En su registro de bajo, Musgrave presionó entonando un aria que sugería algo como ahora-estás-jugando-con-los-chicos-grandes-nena.

—Estoy trabajando en ello, ¿me entiende? Estoy investigando a Cardinal y por ahora le he dicho todo lo que debe saber.

Musgrave comenzó a presionarla de nuevo pero Delorme cortó la comunicación.
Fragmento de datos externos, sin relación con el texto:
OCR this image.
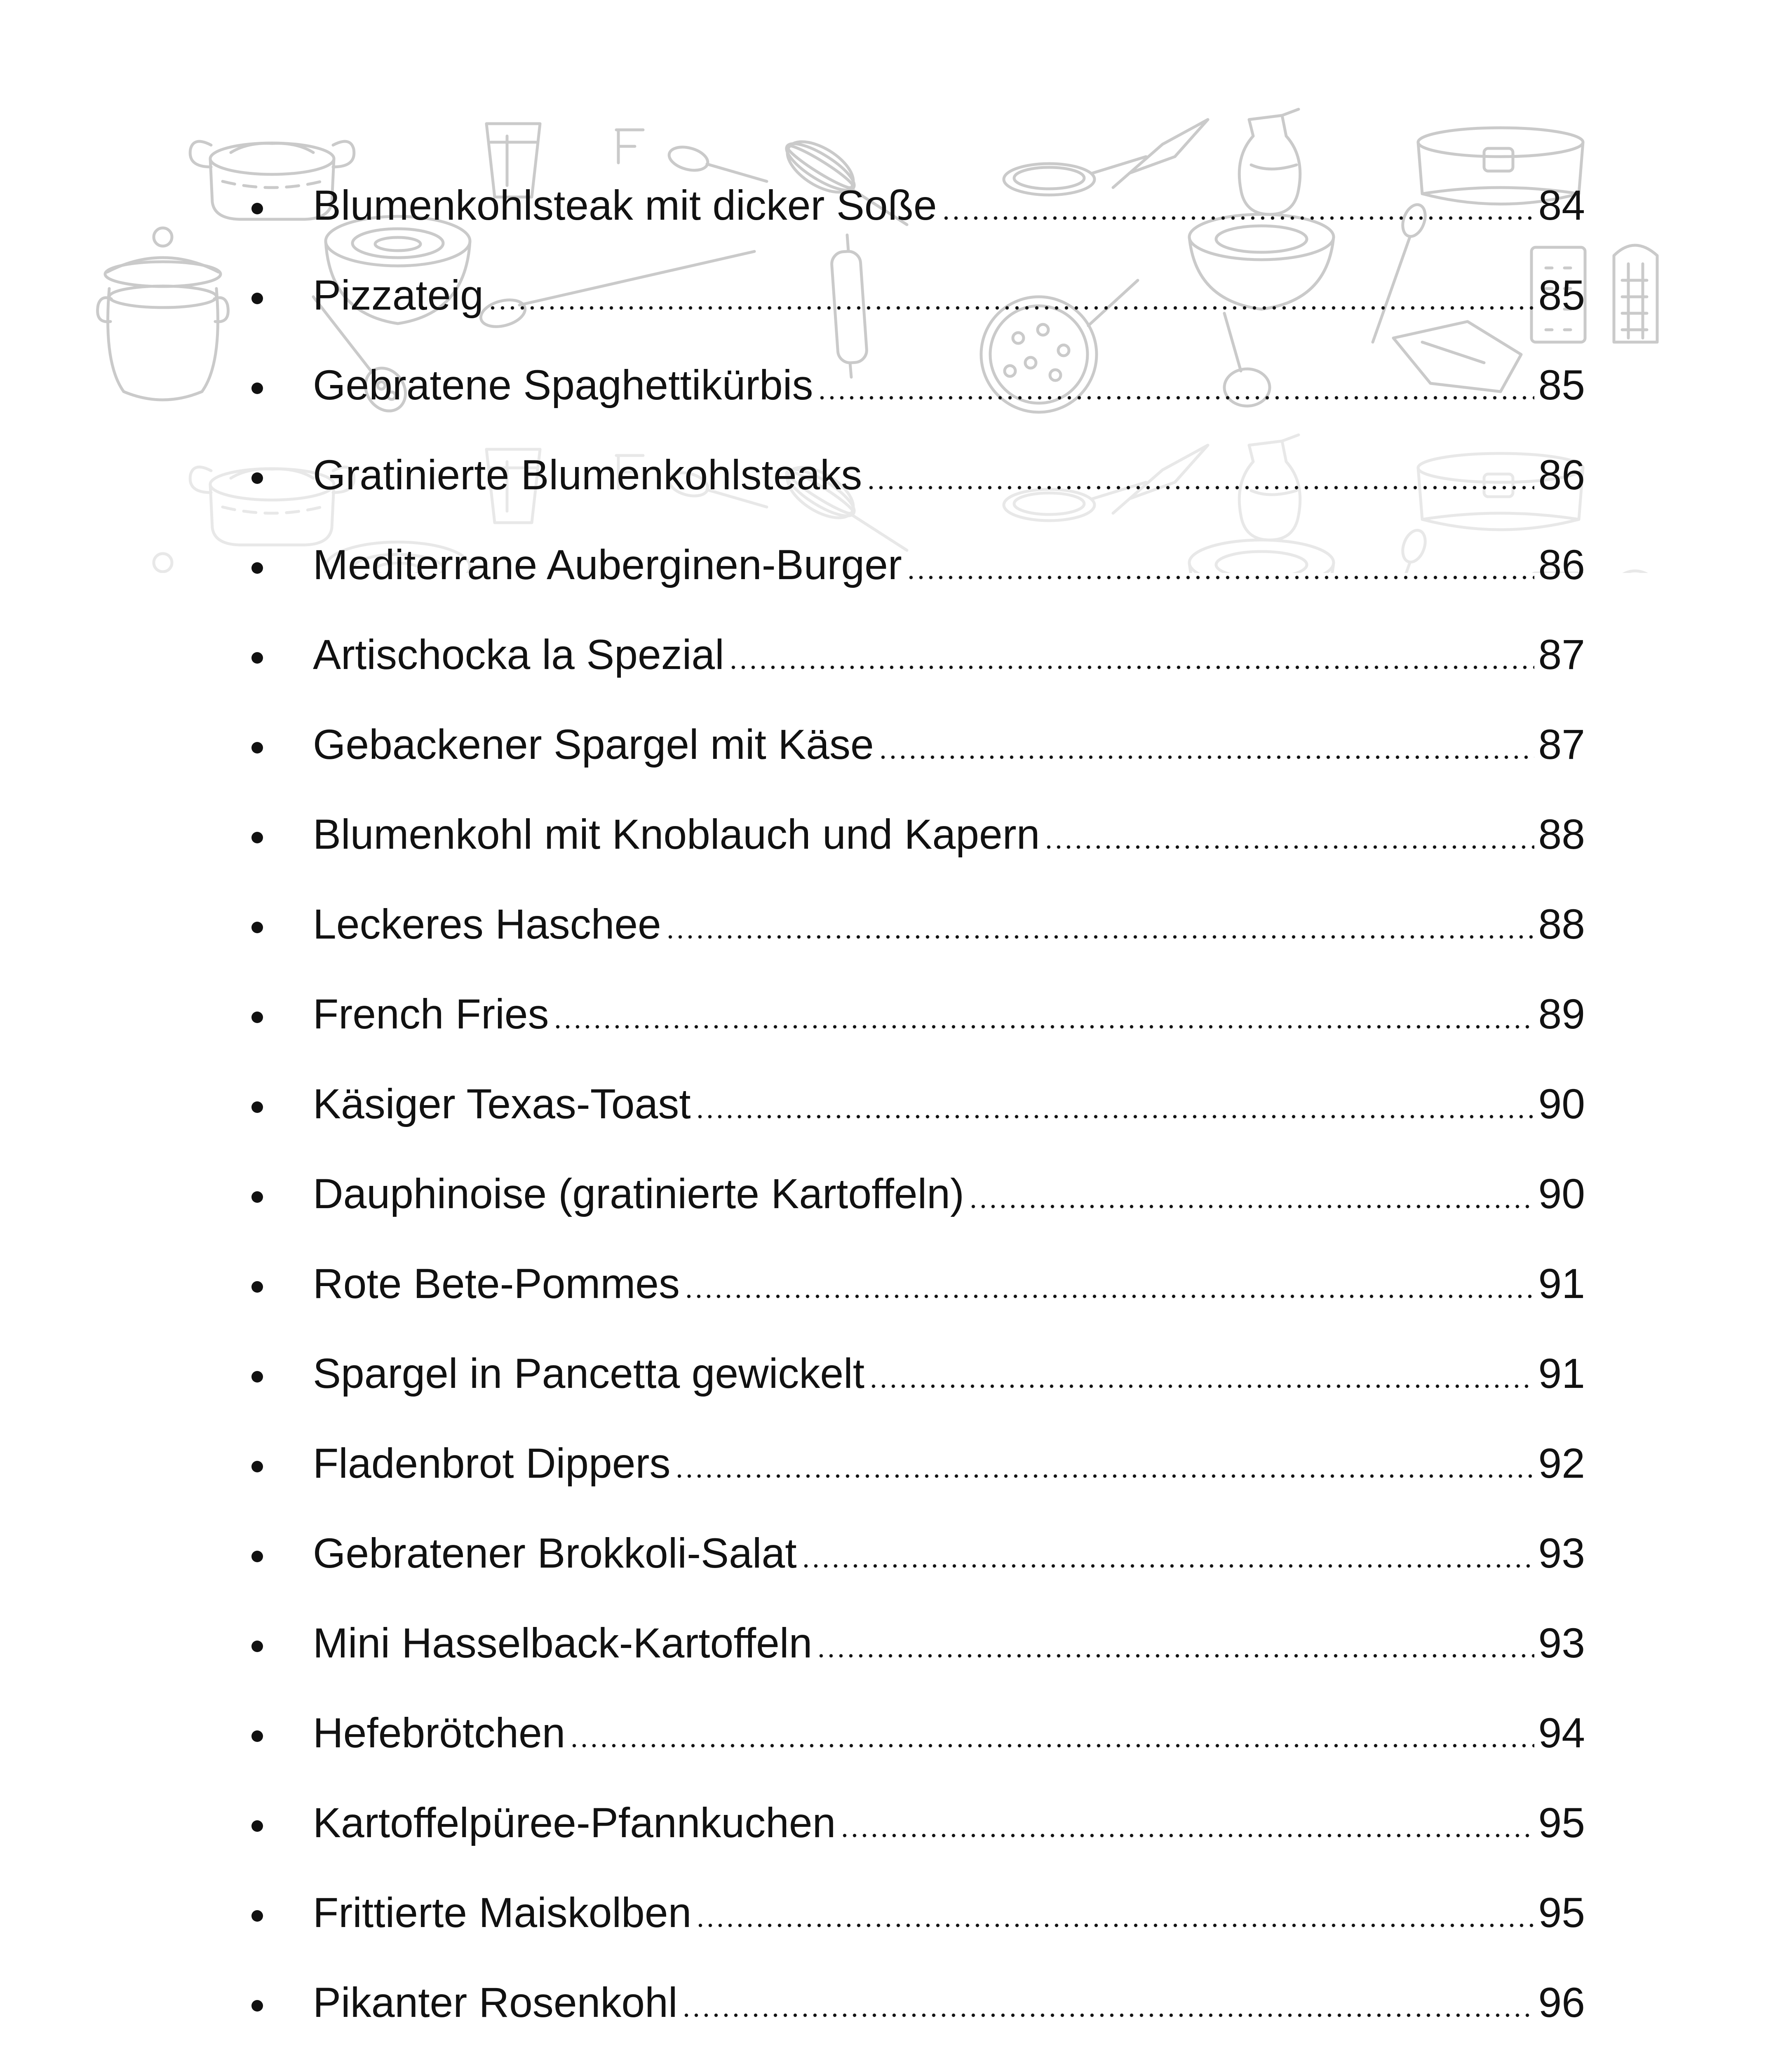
Blumenkohlsteak mit dicker Soße	84
Pizzateig	85
Gebratene Spaghettikürbis	85
Gratinierte Blumenkohlsteaks	86
Mediterrane Auberginen-Burger	86
Artischocka la Spezial	87
Gebackener Spargel mit Käse	87
Blumenkohl mit Knoblauch und Kapern	88
Leckeres Haschee	88
French Fries	89
Käsiger Texas-Toast	90
Dauphinoise (gratinierte Kartoffeln)	90
Rote Bete-Pommes	91
Spargel in Pancetta gewickelt	91
Fladenbrot Dippers	92
Gebratener Brokkoli-Salat	93
Mini Hasselback-Kartoffeln	93
Hefebrötchen	94
Kartoffelpüree-Pfannkuchen	95
Frittierte Maiskolben	95
Pikanter Rosenkohl	96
Cuando detuvo el coche frente a su casa apoyó la cabeza en el volante, no apagó el motor ni salió del vehículo. No quiso identificar los sentimientos que la roían por dentro. Había conocido a numerosos ladrones a lo largo de sus años en Especiales. Y en todo aquel tiempo se había cruzado con motivaciones que rivalizaban con los bosques del norte de Canadá tanto en frondosidad como en variedad. Algunos hombres roban por codicia, pero ésos son fáciles de pillar; también están los que roban por compulsión, y hay quienes roban por miedo. Para Delorme, ésos eran con mucho los más comunes: los ejecutivos de mediana edad que se enfrentaban a una jubilación de calderilla. Pero para Delorme, Cardinal no encajaba en esas categorías. Por eso no se detuvo a pensar en el yate ni en el piso en Miami: lo que más chirriaba en la mente de Delorme eran las cartas de Yale. Si hasta podía sentir el peso de aquel papel carta, el sello en relieve, el coste enorme de una educación superior en una de las mejores universidades de Estados Unidos. Algunos hombres, concluyó con cierto esfuerzo, pueden robar por amor.

—John Cardinal —exclamó en voz alta—, eres un maldito imbécil.